ARGH !!! C'est pas vrai, en fait il s'agit d'une souris-taupe. Mon père m'a parlé de cette espèce. C'est pire que la taupe. Elle te met le jardin en vrac et tu ne peux pas lutter !!!

- C'est ELLE qui transforme notre carré de verdure en terrain de golf ?

- Oui.

Je préfère me taire

- Je crois que tu as raison car ses yeux laiteux m'ont fait penser qu'elle était aveugle.

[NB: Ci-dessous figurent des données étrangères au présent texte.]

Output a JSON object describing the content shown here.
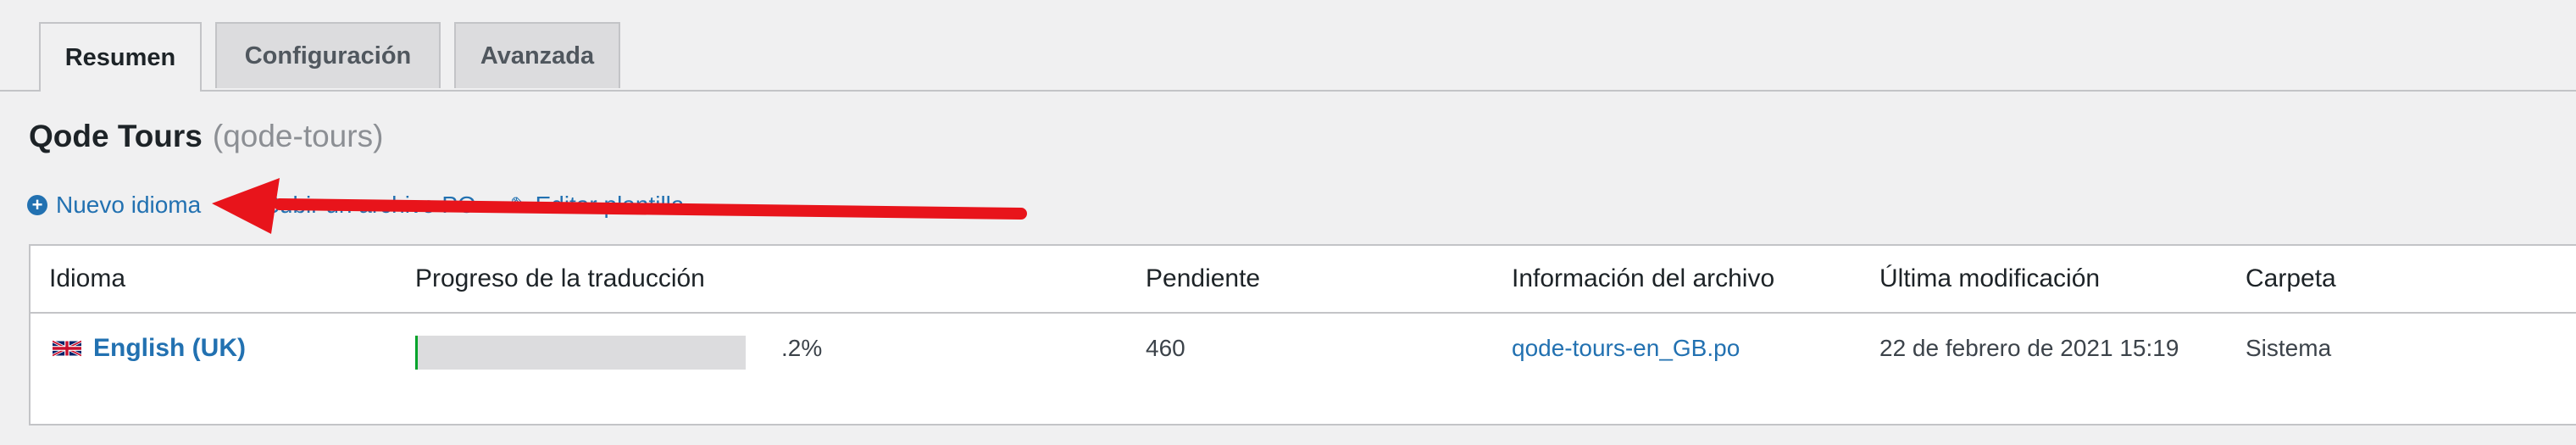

C'est sûr, si elle vit sous terre !!! Et puis je comprends mieux ses grains de sable sur le dos, elle devait être sortie de son tunnel.

Silence de mort

- Vous lui avez sauvée la vie ! Et en plus tu l'as relâchée ! ARGH !!! Et pourquoi t'as pris des photos ?

- Pour montrer qu'on peut aussi donner RESCUE aux animaux pour les retaper d'un mauvais coup.

- Ben c'est réussi ton expérience, nous voilà à nouveau dans la mouise.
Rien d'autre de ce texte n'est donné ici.